日インドネシアEPAのUSDFS(特定用途免税制度)運用変更へ

(インドネシア、日本)

ジャカルタ発

2023年02月08日

インドネシア工業省は1月3日、工業大臣規定2023年2号外部サイトへ、新しいウィンドウで開きますを発出し、日本・インドネシア経済連携協定(IJEPA)の特定用途免税制度(USDFS)を利用した鉄鋼製品の輸入規則を改正した。同規定の発出により、原材料を供給するサプライヤーなど「サポート産業」として事業登録を行っている企業は今後、USDFSを利用するために、通関優先パートナー(MITA)または認定事業者(AEO)(注)のいずれかを取得していることなどが必要となった。

これまでUSDFSの利用が可能な業種は、(1)製造業(自動車、電気機器・電子機器、重機・建機、エネルギー機器)、(2)切断、ブランキング作業を行うスチールサービスセンター、(3)サポート産業に限定されていた。
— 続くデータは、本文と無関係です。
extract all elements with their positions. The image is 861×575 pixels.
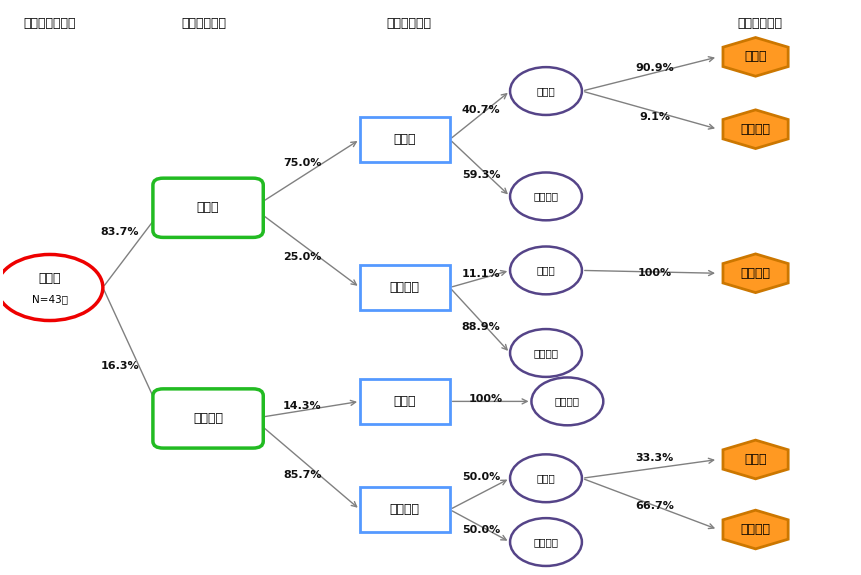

今回の改正によって、サポート産業がUSDFSを適用する場合、(1)株式の過半数が日本またはインドネシアの投資家によって占められていること、(2)MITAまたはAEOの資格を有していることの条件が追加された。

MITAに関しては、能動的な取得が行えない制度であることから、今後、事業者の間でAEOの取得に向けた動きが広がることが予想される。なお、MITAやAEOを取得していない企業に対して、取得までの間に現行のUSDFS適用など猶予期間が与えられるのか未定だ。今後の動向に注視していく必要がある。

また資料「「日本・インドネシア経済連携協定(IJEPA)における特定用途免税制度の概要について(2019年7月)」もあわせて参考にされたい。
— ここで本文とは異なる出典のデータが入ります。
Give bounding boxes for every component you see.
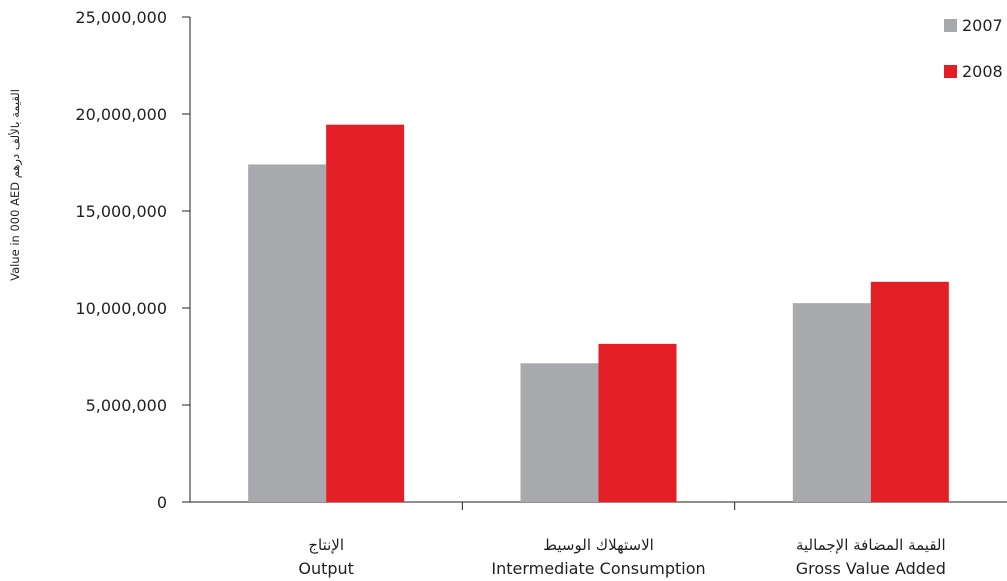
y-tick-label: 10,000,000: [75, 299, 167, 318]
category-label-ar: القيمة المضافة الإجمالية: [796, 536, 946, 554]
y-tick-label: 20,000,000: [75, 105, 167, 124]
bar-2007-3: [792, 303, 871, 502]
y-tick-label: 25,000,000: [75, 8, 167, 27]
legend-swatch-2008: [944, 65, 957, 78]
category-labels: الإنتاج Output الاستهلاك الوسيط Intermediat…: [298, 536, 946, 578]
bar-2007-1: [248, 164, 327, 502]
category-label-en: Gross Value Added: [796, 559, 946, 578]
legend-label-2007: 2007: [962, 16, 1003, 35]
category-label-ar: الاستهلاك الوسيط: [543, 536, 654, 554]
bars: [248, 124, 949, 503]
y-tick-label: 5,000,000: [86, 396, 167, 415]
legend-swatch-2007: [944, 19, 957, 32]
category-label-en: Output: [298, 559, 354, 578]
bar-2007-2: [520, 363, 599, 502]
legend: 2007 2008: [944, 16, 1003, 81]
y-tick-label: 0: [157, 493, 167, 512]
legend-label-2008: 2008: [962, 62, 1003, 81]
y-axis-label: Value in 000 AED القيمة بالألف درهم: [8, 89, 23, 281]
bar-2008-3: [870, 281, 949, 502]
bar-2008-2: [598, 343, 677, 502]
category-label-ar: الإنتاج: [308, 536, 344, 555]
bar-2008-1: [326, 124, 405, 503]
category-label-en: Intermediate Consumption: [491, 559, 705, 578]
y-axis: 0 5,000,000 10,000,000 15,000,000 20,000,000…: [75, 8, 191, 512]
x-axis: [190, 501, 1007, 510]
y-tick-label: 15,000,000: [75, 202, 167, 221]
(注)MITAやAEOはいずれも、関税法令の順守など、優良な事業者として認定される企業に与えられる通関上の便宜。MITAは事業者の意思にかかわらず、インドネシア税関が認定する資格なのに対し、AEOは事業者からの申請を受け、必要な審査を経て税関が認定する資格となる。詳細は「インドネシアの通関問題に関するFAQ(よくある質問)」参照。